Compensated absences is the term that means the accumulated rights that an employee has earned in employment that can be carried forward to a future period for use.  Compensated absences also include the vested rights of a previous employee who has terminated employment but earned the days prior to the end of employment.  Generally Accepted Accounting Principles (GAAP) require employers to accrue a liability for the cost of future absences that employees have earned the right to take prior to year-end.

Generally Accepted Accounting Principles (GAAP) requires an accrual for compensated absences liability if the following conditions are all met:

  • The employer’s obligation to pay for future absences arises from previously-rendered employee services.

  • The employer’s obligation related to rights that accumulate or vest.

  • The payment of the compensation is probable.

  • The amount of the compensation to be paid can be reasonably estimated.

Company policy determines how employees earn and vest their vacation and sick days.  However, the policies must be consistent with state and federal regulations.  Additionally, employers do not have to apply the same accumulation policy to both vacation and sick leave.  Many employers allow for the accumulation and vesting of vacation days but do not offer the same policy for sick days.  Some companies may allow employees to accumulate sick days and use them as vacation days which would require them to be included in the accrual.  Also, employers could follow a ‘use it or lose it’ policy which means that an employee could not vest or accumulate any time off and there would be no need for a liability to be accrued.  

The basic accrual calculation is to multiply an employee’s current pay per day by the number of unused accumulated and vested absences at the end of the period.  For hourly employee calculations, the hourly rate on the date of the accrual calculation should be used.  For salaried employees, the annual salary should be divided by the average number of days worked to get a daily pay rate.  For both hourly and salary calculations, the cost of fringe benefits and employer taxes should be included in the accrual.  The liability to be recorded can be discounted based on an estimate of the likelihood of rights being forfeited.  This estimate can be based on historical data or another type of projection.  

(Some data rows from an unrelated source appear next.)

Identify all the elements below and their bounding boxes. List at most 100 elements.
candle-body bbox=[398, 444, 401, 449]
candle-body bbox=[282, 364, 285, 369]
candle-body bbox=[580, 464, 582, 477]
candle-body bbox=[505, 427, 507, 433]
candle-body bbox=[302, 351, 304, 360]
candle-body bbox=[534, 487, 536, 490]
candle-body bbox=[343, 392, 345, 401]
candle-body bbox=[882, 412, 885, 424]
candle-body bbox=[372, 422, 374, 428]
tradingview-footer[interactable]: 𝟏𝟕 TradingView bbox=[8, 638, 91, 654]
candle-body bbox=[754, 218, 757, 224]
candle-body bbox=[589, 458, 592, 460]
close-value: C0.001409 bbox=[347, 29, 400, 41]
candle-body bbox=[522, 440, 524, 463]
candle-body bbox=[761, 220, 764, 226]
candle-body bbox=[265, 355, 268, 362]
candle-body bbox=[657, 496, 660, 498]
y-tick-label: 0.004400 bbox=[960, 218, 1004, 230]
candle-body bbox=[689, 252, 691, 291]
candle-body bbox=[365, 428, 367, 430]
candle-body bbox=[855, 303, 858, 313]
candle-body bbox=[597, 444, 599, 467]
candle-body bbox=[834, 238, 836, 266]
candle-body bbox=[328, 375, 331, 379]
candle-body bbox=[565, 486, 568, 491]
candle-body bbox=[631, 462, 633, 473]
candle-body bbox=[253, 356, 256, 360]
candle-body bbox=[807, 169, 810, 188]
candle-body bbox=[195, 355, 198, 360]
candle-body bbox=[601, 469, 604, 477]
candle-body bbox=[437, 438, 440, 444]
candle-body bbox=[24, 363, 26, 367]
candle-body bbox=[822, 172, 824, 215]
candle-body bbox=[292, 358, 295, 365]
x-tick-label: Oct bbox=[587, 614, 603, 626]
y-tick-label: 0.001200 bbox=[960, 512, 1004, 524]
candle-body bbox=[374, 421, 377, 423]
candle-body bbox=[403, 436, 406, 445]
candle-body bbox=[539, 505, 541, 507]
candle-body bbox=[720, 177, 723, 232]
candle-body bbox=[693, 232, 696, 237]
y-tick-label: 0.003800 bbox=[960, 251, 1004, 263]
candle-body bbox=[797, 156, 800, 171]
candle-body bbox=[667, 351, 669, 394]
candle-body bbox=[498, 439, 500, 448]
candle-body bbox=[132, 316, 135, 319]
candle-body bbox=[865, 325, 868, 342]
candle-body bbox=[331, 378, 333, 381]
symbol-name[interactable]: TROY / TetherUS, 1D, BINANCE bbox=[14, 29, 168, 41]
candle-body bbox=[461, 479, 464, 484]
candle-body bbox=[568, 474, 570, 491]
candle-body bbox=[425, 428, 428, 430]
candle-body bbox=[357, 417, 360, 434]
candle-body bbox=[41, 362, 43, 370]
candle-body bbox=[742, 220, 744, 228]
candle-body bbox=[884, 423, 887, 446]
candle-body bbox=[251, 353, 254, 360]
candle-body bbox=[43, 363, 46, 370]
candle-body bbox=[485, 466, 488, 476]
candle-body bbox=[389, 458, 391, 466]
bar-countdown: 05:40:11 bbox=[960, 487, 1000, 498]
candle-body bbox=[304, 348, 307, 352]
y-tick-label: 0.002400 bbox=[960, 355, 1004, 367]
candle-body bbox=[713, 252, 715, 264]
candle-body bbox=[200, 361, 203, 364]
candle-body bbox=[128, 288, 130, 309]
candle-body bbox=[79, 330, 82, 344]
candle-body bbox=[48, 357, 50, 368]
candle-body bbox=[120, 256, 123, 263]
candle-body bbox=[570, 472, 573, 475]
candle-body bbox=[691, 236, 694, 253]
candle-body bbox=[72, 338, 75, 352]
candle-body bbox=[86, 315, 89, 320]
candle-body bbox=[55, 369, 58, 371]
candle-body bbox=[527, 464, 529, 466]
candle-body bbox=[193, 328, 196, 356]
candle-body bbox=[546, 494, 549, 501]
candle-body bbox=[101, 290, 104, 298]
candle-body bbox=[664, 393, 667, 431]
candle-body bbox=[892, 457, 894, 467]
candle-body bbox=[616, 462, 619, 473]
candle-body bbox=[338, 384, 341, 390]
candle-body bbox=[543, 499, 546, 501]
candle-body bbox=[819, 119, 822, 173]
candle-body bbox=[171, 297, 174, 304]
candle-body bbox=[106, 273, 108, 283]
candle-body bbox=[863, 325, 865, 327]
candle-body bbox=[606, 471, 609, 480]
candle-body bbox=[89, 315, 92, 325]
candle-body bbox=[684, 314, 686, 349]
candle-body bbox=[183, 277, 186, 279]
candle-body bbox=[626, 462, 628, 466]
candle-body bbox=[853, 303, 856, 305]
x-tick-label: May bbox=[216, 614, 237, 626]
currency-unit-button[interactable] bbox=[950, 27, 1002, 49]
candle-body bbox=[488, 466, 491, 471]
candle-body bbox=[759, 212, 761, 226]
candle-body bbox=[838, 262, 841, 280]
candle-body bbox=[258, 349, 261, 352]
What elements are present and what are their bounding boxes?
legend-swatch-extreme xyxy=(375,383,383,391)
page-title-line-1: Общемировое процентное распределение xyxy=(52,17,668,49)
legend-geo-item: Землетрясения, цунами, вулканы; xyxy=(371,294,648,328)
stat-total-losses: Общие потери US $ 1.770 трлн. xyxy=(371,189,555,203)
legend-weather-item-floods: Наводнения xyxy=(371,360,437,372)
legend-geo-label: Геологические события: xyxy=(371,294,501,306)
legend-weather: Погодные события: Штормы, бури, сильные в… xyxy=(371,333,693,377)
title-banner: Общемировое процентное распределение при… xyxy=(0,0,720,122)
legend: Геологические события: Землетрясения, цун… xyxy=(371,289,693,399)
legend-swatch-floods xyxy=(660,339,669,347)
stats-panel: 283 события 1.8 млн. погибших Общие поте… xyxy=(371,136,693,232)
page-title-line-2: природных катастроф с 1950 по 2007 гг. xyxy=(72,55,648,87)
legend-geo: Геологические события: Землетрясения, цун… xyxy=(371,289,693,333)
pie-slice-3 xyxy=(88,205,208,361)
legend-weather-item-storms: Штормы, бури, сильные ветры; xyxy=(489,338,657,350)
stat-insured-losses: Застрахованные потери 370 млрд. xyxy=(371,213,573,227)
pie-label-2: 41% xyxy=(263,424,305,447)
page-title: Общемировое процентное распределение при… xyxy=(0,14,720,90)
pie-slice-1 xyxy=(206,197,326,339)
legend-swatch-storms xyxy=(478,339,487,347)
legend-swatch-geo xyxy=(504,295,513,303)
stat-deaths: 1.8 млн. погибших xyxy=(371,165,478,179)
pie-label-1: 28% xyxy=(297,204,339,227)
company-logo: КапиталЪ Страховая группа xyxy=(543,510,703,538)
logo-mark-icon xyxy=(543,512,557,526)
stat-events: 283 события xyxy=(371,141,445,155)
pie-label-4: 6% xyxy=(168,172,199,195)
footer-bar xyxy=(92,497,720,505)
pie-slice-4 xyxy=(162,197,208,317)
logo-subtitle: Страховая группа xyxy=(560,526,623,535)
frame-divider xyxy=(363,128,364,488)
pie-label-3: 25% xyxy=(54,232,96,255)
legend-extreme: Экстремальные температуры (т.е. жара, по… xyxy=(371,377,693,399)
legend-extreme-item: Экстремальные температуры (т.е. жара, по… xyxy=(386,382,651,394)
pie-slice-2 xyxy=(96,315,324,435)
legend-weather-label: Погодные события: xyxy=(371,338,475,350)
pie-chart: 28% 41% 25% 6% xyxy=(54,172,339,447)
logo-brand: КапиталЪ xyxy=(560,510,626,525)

The journal entry to record the compensated absence liability would first adjust the payable account depending on the balance from the previous period.  The other side of the entry would be recorded to the salaries or wages expense account.

On the financial statements, the compensated absences liability must be recorded on its own line under current liabilities if it is material.  If the amount cannot be reasonably estimated then this fact must be disclosed in the notes to the financial statements.